So, I want to solve for x in the radical equation:
$x + 22 = -6\sqrt{2x+9}$
By Squaring each expression we get:
$(x + 22)^2 = (-6\sqrt{2x+9})^2$
$ x^2 + 44x + 484 = 36\cdot(2x+ 9) $
$ x^2 + 44x + 484 = 72x + 324 $
Now by solving the quadratic equation:
$ x^2 - 28x + 160 = 0 $
$x^2 - 20x - 8x + 160 = 0$
$x\cdot(x-20) -8\cdot(x-20) = 0 $
$ (x-20)\cdot(x-8) = 0 $
$ x = 20 $ or $ x = 8 $
But, none of the values of x satisfies the equation $x + 22 = -6\sqrt{2x+9}$, they satisfy the equation $x + 22 = 6\sqrt{2x+9}$. There should be an extraneous root that satisfies the equation $x + 22 = 6\sqrt{2x+9}$, but boot the roots satisfies this equation and none of them satisfies $x + 22 = -6\sqrt{2x+9}$.
Why is that so?
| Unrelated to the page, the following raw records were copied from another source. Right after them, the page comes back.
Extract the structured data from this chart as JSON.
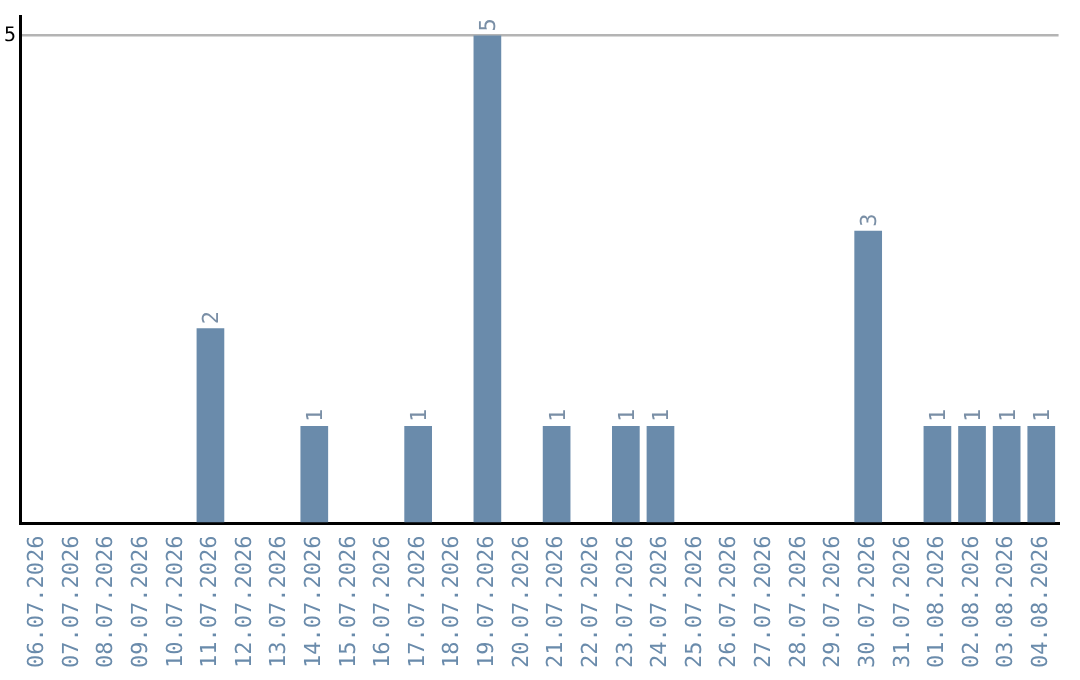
{
  "chart_data": {
    "type": "bar",
    "categories": [
      "06.07.2026",
      "07.07.2026",
      "08.07.2026",
      "09.07.2026",
      "10.07.2026",
      "11.07.2026",
      "12.07.2026",
      "13.07.2026",
      "14.07.2026",
      "15.07.2026",
      "16.07.2026",
      "17.07.2026",
      "18.07.2026",
      "19.07.2026",
      "20.07.2026",
      "21.07.2026",
      "22.07.2026",
      "23.07.2026",
      "24.07.2026",
      "25.07.2026",
      "26.07.2026",
      "27.07.2026",
      "28.07.2026",
      "29.07.2026",
      "30.07.2026",
      "31.07.2026",
      "01.08.2026",
      "02.08.2026",
      "03.08.2026",
      "04.08.2026"
    ],
    "values": [
      0,
      0,
      0,
      0,
      0,
      2,
      0,
      0,
      1,
      0,
      0,
      1,
      0,
      5,
      0,
      1,
      0,
      1,
      1,
      0,
      0,
      0,
      0,
      0,
      3,
      0,
      1,
      1,
      1,
      1
    ],
    "value_labels": [
      null,
      null,
      null,
      null,
      null,
      "2",
      null,
      null,
      "1",
      null,
      null,
      "1",
      null,
      "5",
      null,
      "1",
      null,
      "1",
      "1",
      null,
      null,
      null,
      null,
      null,
      "3",
      null,
      "1",
      "1",
      "1",
      "1"
    ],
    "color": "#6a8bab",
    "ylim": [
      0,
      5.2
    ],
    "yticks": [
      {
        "value": 0,
        "label": null
      },
      5
    ],
    "grid": "y",
    "legend": false
  }
}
And is there any complex/imaginary solution to the equation?
Sometimes it can be useful to find the domain of the equation before solving equations involving radicals.
By definition of the principal square root, if $\sqrt {f(x)}=g(x)$, then $f(x)\geqslant0\wedge g(x)\geqslant 0$ holds, where $f(x)$ and $g(x)$ are some algebraic expressions.
Thus, you have:
$$ \begin{align}&\begin{cases}\sqrt {2x+9}=\frac {x+22}{-6}\geqslant 0\\ 2x+9\geqslant0\end{cases}\\\\ \implies &\begin{cases}x\leqslant-22\\ x\geqslant-\frac 92\end{cases}\\\\ \implies &x\in\color{#c00}{\emptyset.}\end{align} $$
Therefore, we don't need to solve the equation. Because, the domain of the equation is the empty set. This means, the real solution, indeed, doesn't exist.
In this part of the answer, we want to prove that the equation $x+22=-6\sqrt{2x+9}$ has no complex roots in general.
Let $\sqrt {2x+9}=z, z\in\mathbb C\setminus \mathbb R$. Then we have:
$$ \begin{align}x+22=\frac {z^2}{2}+\frac {35}{2}=\frac {z^2+35}{2}\end{align} $$
This leads to:
$$ \begin{align}&\frac {z^2+35}{2}=-6z\\ \implies &z^2+12z+35=0\\ \implies &\Delta_z=36-35=1\geqslant 0.\end{align} $$
This implies that $z\in\mathbb R$, which gives a contradiction. This completes the proof.